В очередной посылке находилась только мужская одежда. Мне особенно пришелся по душе разноцветный шерстяной свитер. Я тут же его надел, благо было прохладно, и вышел на кухню. Сосед варил кофе. Поглощенный своим занятием, он не обратил на меня никакого внимания.
— Матвей Егорович, я тогда погорячился… Не сердитесь… — извинился я.
— Самокритику приветствую и больше не сержусь… — ответил журналист, не отрываясь от кофеварки.
— Матвей Егорович, одолжите, пожалуйста, спички.
Я все-таки решил заставить его оторваться от кофе и обратить на себя внимание.

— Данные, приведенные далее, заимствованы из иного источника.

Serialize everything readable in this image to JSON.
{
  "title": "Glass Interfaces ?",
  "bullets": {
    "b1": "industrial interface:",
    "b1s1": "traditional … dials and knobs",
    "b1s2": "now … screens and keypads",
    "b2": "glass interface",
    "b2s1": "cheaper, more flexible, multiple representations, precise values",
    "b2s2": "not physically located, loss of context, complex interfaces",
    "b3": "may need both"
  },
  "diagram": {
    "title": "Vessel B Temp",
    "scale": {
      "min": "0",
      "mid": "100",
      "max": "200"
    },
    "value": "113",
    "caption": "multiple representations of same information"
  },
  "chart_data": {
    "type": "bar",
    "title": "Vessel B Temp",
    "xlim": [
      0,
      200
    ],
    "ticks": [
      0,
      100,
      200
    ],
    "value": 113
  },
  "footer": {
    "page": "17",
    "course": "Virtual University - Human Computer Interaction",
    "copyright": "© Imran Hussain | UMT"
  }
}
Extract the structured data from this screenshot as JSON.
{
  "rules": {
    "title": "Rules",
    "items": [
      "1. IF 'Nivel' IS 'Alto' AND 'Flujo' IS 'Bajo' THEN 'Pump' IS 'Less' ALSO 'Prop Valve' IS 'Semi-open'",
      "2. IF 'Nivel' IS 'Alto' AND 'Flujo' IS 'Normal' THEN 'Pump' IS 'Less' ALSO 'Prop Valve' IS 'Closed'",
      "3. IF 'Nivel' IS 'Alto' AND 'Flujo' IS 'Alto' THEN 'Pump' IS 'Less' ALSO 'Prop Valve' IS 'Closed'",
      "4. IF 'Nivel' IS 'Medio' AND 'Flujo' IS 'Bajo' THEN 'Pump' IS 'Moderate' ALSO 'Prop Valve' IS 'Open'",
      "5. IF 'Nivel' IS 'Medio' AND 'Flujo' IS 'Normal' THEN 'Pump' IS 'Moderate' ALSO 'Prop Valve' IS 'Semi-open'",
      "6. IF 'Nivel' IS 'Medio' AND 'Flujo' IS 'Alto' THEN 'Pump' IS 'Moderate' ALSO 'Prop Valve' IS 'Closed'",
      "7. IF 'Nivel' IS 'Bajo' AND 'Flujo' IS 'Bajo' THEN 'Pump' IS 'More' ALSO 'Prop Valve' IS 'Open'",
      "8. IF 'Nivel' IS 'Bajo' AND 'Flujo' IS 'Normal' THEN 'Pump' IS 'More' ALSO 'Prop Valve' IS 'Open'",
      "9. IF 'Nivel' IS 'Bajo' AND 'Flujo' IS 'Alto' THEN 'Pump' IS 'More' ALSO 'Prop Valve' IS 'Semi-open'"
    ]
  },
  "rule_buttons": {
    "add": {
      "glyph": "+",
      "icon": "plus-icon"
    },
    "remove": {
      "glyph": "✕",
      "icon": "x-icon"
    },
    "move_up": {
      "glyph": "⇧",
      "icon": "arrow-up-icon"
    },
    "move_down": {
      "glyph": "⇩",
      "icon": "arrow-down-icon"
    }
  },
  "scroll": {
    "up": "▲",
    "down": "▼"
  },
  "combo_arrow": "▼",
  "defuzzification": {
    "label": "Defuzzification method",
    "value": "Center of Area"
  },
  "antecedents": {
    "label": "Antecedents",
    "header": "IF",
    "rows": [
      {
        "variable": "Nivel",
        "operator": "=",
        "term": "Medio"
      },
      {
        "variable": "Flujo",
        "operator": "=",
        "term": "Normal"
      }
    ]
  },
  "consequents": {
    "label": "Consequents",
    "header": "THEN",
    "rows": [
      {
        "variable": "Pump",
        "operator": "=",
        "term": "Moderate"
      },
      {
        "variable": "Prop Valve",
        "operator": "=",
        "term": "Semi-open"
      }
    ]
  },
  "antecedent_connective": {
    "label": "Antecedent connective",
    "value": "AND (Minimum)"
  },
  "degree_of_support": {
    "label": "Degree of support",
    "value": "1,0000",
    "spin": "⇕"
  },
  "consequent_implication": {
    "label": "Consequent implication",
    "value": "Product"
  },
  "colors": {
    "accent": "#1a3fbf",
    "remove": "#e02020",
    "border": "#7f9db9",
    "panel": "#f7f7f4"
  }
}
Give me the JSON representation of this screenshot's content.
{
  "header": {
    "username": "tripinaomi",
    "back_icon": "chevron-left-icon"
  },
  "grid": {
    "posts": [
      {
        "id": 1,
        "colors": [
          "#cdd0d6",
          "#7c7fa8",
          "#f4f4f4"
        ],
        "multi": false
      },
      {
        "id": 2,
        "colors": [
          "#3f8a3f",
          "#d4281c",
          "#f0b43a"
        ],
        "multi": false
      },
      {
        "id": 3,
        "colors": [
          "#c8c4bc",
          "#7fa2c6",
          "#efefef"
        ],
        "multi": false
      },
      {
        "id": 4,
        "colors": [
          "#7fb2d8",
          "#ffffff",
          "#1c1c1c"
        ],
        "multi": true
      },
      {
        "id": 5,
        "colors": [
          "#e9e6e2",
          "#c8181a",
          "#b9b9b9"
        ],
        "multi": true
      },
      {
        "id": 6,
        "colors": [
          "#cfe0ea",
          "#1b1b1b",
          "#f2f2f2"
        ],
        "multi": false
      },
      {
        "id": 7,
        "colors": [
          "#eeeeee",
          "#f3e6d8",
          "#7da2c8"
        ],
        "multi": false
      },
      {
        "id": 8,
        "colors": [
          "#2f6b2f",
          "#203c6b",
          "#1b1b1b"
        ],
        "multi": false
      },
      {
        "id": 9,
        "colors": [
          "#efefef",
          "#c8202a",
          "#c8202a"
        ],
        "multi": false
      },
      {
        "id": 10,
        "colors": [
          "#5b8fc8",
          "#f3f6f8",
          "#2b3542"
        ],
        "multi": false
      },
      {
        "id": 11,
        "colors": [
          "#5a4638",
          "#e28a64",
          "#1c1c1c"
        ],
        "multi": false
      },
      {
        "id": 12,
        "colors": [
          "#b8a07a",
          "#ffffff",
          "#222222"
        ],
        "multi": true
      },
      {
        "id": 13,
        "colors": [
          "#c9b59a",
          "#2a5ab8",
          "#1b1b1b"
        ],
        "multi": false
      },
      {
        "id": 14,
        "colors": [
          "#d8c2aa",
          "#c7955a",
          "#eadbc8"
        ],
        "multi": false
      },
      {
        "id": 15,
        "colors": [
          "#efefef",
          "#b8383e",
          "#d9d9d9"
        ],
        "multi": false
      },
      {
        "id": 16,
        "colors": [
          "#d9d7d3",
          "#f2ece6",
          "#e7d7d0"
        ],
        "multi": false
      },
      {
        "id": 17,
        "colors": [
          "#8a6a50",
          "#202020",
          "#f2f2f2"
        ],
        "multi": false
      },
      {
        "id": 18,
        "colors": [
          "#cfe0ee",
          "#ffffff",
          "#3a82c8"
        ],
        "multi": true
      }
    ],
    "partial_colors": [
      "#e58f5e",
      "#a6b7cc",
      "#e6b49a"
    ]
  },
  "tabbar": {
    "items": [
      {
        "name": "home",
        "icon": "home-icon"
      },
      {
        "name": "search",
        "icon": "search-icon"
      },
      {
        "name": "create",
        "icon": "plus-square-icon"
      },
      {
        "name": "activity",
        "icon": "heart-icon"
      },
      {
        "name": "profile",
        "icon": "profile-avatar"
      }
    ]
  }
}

— А вон спички, — спокойно сказал Елисеев и кивнул в сторону коробка, лежащего на газовой плите.
— Фу, черт, не заметил…
Мне ничего не оставалось делать, как взять коробок и зажечь горелку.
— Противная сегодня погода. — Я не унимался. Да пусть же в конце концов взглянет на меня!
— Да… — равнодушно согласился он и поднял голову. — О! Алексей Иванович, с обновкой вас… Отличная штука!
Я не стал громко расхваливать свитер. Небрежно произнес:
— Конечно, разве сравнишь с отечественным барахлом? Вот только Марина не понимает этого.
— Я давно наблюдаю за Мариной. Нередко приходилось с ней вести кухонные разговоры. Скажу вам, она мне нравится. Марина у вас — правильный человек, и я на ее стороне… — как-то очень серьезно сказал Елисеев.
Я сделал вид, что не заметил перемены в его тоне.
— Скажите, Матвей Егорович, дорогие там транзисторы?
— Цены разные, в зависимости от класса.
— Сколько, например, стоит трехдиапазонный?
— Сорок пять — пятьдесят долларов.
— Это дорого?
— Прилично… Извините, Люсенька зовет. — Елисеев побежал к себе в комнату.
Разговора по душам не получилось. Но я все равно был доволен. И, вернувшись в комнату, сказал жене:
— Зря нападал на соседа… Порядочный человек.
Мне хотелось, чтобы в разговор вступила Марина. Но она сидела, уткнувшись в учебник.
— И культурные люди… — продолжал я. — В театр часто ходят… А мы…
Я знал, что говорил. Марина подняла голову и посмотрела на меня вопросительно — не шучу ли.